Alonso no podía evitar mirar con pena a aquel pobre diablo que tenía delante, un desgraciado que podía acabar con su vida en cualquier momento, un desgraciado que quería castigarlo por ser el hijo del hombre al que supuestamente amó. El hombre responsable de tantas cosas. O eso era lo que él entendía. Por una vez en su maldita vida no sabía qué decir, no sabía qué hacer. Estaba a su merced, estaba paralizado por los secretos, pero debía hacer un esfuerzo. Su vida podía depender de eso.

—Venga, baje el arma, Carlos —Alonso dio un paso adelante—. Le ayudaré, daremos con quién le hizo eso.
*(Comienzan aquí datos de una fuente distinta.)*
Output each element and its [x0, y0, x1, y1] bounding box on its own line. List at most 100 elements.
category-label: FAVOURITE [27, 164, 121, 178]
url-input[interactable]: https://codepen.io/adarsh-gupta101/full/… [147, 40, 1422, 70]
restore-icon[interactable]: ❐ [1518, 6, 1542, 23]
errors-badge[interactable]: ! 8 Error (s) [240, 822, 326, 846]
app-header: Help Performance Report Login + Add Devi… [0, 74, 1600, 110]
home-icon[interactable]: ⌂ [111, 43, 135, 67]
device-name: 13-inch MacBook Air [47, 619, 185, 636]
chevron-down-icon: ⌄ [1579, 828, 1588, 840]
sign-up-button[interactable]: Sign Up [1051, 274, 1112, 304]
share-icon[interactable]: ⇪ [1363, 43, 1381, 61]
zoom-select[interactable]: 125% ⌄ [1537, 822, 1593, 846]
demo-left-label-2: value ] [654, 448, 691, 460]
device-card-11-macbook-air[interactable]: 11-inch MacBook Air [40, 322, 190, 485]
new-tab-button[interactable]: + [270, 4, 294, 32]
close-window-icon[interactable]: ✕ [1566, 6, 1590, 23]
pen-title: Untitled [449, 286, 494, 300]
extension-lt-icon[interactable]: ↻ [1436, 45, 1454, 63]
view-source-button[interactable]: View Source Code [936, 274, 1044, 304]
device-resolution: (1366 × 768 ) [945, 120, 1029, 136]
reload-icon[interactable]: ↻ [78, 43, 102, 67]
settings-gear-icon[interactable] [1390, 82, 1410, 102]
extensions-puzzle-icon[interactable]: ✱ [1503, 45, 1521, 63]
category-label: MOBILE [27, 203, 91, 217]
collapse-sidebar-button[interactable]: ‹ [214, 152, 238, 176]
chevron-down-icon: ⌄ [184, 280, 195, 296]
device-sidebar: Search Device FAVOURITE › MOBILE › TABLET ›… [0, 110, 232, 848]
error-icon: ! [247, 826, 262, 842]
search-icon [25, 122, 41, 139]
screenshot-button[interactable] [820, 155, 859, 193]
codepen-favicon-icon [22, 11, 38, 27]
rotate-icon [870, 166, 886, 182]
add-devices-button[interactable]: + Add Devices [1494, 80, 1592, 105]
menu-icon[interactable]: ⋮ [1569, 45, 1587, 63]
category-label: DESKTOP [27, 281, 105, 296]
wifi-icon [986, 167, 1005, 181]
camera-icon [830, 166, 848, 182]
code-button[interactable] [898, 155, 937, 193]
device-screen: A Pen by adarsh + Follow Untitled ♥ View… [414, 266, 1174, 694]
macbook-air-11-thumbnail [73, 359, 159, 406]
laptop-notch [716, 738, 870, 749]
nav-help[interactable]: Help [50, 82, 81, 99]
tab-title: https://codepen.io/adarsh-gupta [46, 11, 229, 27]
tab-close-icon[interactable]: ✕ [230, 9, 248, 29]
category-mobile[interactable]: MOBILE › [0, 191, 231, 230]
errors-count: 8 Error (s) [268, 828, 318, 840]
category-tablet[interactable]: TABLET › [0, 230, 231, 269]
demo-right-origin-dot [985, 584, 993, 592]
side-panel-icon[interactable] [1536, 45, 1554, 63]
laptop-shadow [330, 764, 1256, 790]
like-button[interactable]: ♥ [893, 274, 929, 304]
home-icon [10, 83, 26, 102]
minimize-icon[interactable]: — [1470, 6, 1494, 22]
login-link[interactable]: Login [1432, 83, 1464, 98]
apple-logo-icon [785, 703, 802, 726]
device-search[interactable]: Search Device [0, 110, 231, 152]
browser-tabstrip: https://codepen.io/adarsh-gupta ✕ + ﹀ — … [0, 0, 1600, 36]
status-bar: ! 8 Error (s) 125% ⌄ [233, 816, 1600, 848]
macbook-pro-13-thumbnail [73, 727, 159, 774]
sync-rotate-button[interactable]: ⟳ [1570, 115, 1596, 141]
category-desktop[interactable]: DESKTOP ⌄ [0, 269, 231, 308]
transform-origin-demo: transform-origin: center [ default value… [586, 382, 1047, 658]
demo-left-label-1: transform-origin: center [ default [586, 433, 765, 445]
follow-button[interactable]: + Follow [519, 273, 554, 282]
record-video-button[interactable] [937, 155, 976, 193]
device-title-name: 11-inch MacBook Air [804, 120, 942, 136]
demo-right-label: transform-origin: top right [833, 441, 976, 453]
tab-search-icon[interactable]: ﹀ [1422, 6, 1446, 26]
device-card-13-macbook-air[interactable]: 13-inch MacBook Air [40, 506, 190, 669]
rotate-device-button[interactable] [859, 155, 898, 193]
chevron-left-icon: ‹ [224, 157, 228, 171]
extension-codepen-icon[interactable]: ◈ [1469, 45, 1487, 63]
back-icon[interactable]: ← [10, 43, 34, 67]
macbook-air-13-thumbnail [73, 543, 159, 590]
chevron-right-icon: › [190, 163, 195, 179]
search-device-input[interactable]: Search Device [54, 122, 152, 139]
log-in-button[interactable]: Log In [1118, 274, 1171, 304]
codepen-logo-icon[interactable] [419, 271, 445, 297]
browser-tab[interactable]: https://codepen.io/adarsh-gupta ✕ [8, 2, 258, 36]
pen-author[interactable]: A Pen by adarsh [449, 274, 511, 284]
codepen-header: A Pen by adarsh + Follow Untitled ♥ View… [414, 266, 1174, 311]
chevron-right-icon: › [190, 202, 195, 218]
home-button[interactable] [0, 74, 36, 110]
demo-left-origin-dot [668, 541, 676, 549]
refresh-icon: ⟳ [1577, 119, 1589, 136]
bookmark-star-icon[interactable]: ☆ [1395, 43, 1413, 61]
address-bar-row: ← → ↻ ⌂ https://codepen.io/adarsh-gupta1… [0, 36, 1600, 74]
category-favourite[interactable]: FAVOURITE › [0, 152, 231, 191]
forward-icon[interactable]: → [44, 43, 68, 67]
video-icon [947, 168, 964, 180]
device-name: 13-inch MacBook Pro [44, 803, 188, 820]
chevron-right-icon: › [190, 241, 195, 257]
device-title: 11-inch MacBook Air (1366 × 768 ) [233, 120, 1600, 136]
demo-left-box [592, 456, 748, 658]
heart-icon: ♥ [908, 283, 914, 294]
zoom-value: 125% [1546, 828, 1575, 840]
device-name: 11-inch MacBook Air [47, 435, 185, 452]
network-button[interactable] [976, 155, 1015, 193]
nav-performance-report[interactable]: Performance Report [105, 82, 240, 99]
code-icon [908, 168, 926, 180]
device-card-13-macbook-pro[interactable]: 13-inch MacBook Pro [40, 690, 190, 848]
—¡Ya te he dicho quién me hizo esto! Y lo hizo por ti, por vosotros. Él me lo quitó todo, ahora yo se lo quitaré a él. Le quitaré lo que queda de él en el mundo.

—Eso le hará ser como él.

El disparo resquebrajó el aire. Alonso no duró mucho tiempo en pie. Acostado sobre el suelo de la terraza, se quedó mirando las oscuras nubes sobre un cielo cada vez más azul marino. Se llevó una mano al torso y sintió el fluido. Presionó. En su cara se dibujó una inoportuna sonrisa, como si en algún momento de su vida hubiera fantaseado con que le acabaría pasando algo así, como si no estuviera muerto de miedo. Trató de concentrarse en el aire, en la respiración, en las primeras estrellas centelleando. No tenía intención de visitarlas pronto. Después se concentró en la sirena. Tenía tantas cosas por hacer, tantos casos que investigar, tanta gente a la que tocar las narices. Algo le decía que ese no iba a ser su final. Era demasiado dramático, muy peliculero. Los detectives de tres al cuarto no morían de esa manera.